Les mesures protectionnistes décidées par Trump : une perte de pouvoir d’achat de 51 milliards de dollars
Selon les économistes Emily Blanchard, Chad Bown et Davin Chor, l’ensemble des mesures protectionnistes décidées par Donald Trump entre 2016 et 2020 aurait provoqué une perte de pouvoir d’achat de 51 milliards de dollars pour les consommateurs américains et la croissance aurait été diminuée de 0,3 point de PIB. Les gains pour les producteurs américains « protégés » ont été estimé à 7 milliards de dollars, soit 0,004 % du PIB. De leur côté, les exportateurs ont été pénalisés par les mesures de rétorsion prises par les pays touchés. Les cultivateurs américains de soja ont été ainsi privés de débouchés en Chine. L’administration américaine a été contrainte en 2018 de préparer un plan de soutien de 12 milliards de dollars pour compenser le manque à gagner pour le secteur. Les effets sur l’emploi sont incertains.
Toujours aux États-Unis, quand Jimmy Carter décida de taxer l’acier importé en 1979 afin de favoriser les sidérurgistes américains, l’industrie automobile de Detroit licencia plus de 200 000 salariés. Les consommateurs ont, alors, préféré les voitures japonaises moins chères et de meilleure qualité que les Américaines fabriquées avec de l’acier local.
Le renouveau protectionniste en Occident traduit une imprégnation de l’acceptation de l’idée de déclin. La mondialisation des années 1990/2000, avec l’intégration dans les circuits commerciaux de la Chine et des autres pays d’Asie, aurait rendu inepte les théories économiques concernant les échanges dont celle des avantages comparatifs.
L’éclatement des chaînes de production a abouti à la multiplication des interdépendances.
Cette théorie repose sur le double principe de l’impossibilité pour un pays de vivre en autarcie et sur la spécialisation dans les domaines où ce dernier est le moins mauvais. Aujourd’hui, tous les pays sont interdépendants, de la Chine aux États-Unis en passant par la France ou l’Allemagne. Les entreprises chinoises ont besoin d’énergie et de biens technologiques achetés à l’étranger. L’éclatement des chaînes de production a abouti à la multiplication des interdépendances. Les acheteurs comme les vendeurs sont intimement liés.
Au nom de l’indépendance nationale, dans des secteurs sensibles, les États peuvent être tentés de maintenir des sites de production. La sophistication des équipements militaires est telle qu’aujourd’hui aucun pays ne peut être autonome. Ce qui compte est de ne pas être tributaire d’un seul fournisseur ou d’un seul pays. Au moment du covid, le souverainisme économique a eu son heure de gloire avec les masques. Les gouvernements européens et tout particulièrement français ont été critiqués en raison de l’absence d’usines de fabrication de masques chirurgicaux sur leur territoire. Or, ce produit à faible valeur ajoutée n’est devenu stratégique que le temps de l’épidémie. Le point clef n’était pas tant l’origine des masques que le maintien de stocks ou la capacité des fournisseurs à produire rapidement.

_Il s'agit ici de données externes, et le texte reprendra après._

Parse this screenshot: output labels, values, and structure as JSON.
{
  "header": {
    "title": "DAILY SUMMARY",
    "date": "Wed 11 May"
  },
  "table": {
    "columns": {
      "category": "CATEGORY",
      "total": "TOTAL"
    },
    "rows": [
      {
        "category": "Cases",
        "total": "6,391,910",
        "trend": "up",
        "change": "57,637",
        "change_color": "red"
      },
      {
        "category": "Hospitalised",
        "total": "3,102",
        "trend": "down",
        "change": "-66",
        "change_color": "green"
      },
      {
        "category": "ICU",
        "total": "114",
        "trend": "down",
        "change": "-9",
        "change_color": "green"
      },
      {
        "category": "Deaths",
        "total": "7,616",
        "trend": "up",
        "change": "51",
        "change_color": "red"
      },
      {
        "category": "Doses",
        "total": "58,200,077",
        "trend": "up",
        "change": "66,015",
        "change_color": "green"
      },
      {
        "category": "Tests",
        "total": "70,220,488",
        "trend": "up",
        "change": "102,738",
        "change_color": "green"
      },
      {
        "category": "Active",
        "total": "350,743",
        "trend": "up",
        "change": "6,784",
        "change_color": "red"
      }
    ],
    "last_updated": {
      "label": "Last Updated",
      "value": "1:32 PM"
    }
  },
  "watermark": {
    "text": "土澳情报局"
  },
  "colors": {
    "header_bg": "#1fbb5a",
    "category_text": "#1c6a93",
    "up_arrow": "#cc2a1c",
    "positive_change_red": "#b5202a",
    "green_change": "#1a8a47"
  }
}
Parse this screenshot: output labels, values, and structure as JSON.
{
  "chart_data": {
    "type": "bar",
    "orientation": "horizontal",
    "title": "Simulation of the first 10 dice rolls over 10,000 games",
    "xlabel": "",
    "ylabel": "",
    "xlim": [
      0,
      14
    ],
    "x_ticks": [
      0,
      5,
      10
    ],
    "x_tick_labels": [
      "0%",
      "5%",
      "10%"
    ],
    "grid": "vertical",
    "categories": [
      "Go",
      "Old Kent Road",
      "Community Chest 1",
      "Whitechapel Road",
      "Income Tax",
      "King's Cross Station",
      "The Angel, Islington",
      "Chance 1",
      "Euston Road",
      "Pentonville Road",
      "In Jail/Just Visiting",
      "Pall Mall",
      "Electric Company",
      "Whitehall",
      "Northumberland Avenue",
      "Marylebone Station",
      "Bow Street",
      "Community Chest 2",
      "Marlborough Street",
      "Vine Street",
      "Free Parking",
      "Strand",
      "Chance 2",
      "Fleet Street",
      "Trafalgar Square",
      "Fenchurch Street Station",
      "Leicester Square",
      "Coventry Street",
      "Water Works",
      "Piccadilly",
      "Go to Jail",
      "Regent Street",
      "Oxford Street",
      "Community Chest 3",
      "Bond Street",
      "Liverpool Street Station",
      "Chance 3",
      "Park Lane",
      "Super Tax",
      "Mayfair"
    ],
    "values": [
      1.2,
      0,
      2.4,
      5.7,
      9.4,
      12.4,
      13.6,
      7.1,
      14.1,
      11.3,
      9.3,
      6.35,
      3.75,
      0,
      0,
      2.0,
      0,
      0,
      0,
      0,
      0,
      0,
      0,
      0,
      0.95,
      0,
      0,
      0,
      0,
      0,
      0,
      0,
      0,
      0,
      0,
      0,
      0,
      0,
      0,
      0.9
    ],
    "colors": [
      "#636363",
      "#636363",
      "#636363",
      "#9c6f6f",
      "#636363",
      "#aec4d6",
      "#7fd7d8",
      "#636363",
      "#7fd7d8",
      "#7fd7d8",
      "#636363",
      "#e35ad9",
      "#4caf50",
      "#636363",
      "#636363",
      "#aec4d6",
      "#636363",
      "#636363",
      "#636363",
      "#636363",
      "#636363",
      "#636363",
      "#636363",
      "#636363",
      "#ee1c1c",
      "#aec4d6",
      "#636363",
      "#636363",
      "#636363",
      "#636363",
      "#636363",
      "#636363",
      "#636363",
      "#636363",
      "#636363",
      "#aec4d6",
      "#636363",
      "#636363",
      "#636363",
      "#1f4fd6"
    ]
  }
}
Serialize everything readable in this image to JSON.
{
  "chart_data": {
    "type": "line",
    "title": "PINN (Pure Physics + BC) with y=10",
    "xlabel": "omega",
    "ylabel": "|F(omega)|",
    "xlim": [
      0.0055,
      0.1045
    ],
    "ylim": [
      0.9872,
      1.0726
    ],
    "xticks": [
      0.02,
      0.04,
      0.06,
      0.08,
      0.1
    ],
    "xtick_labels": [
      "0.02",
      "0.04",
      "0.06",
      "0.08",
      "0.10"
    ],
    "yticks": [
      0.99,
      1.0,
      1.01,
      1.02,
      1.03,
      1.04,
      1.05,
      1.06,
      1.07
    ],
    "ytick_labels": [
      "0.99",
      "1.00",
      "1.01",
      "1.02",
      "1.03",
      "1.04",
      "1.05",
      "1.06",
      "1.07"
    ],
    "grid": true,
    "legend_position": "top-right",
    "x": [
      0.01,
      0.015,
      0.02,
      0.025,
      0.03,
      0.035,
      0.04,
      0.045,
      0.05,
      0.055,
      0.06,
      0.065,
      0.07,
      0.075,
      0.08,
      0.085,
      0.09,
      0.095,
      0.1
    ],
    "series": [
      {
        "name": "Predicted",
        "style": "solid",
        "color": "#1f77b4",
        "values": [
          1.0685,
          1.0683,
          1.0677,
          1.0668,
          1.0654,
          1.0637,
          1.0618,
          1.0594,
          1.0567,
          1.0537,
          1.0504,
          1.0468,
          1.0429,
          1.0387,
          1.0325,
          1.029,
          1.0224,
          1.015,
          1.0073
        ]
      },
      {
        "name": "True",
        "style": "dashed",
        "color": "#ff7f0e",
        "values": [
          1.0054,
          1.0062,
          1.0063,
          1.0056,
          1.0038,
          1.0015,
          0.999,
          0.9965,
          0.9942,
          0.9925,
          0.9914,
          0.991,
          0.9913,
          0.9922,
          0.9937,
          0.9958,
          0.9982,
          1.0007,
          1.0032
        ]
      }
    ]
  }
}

Si la France devait être autonome pour tous les produits comme les masques, elle serait peuplée d’une multitude d’usines tournant quelques heures et accumulant des pertes abyssales.
Dans son histoire économique contemporaine, la France a connu ses périodes de plus forte croissance quand elle a décidé de jouer le jeu du libre-échange aussi bien durant la Monarchie de Juillet, après la signature commerciale franco-britannique de 1864 qu’après l’adhésion au Marché commun de 1957. Pour autant, à chaque fois, la population a été hostile à la libéralisation du commerce, ce qui conduit, en période d’incertitudes, les pouvoirs publics, fragilisés par la succession des chocs économiques, sociaux ou géopolitiques, à opter pour la facilité économique qu’est avec le protectionnisme, facilité qui n’en demeure pas moins une grave erreur.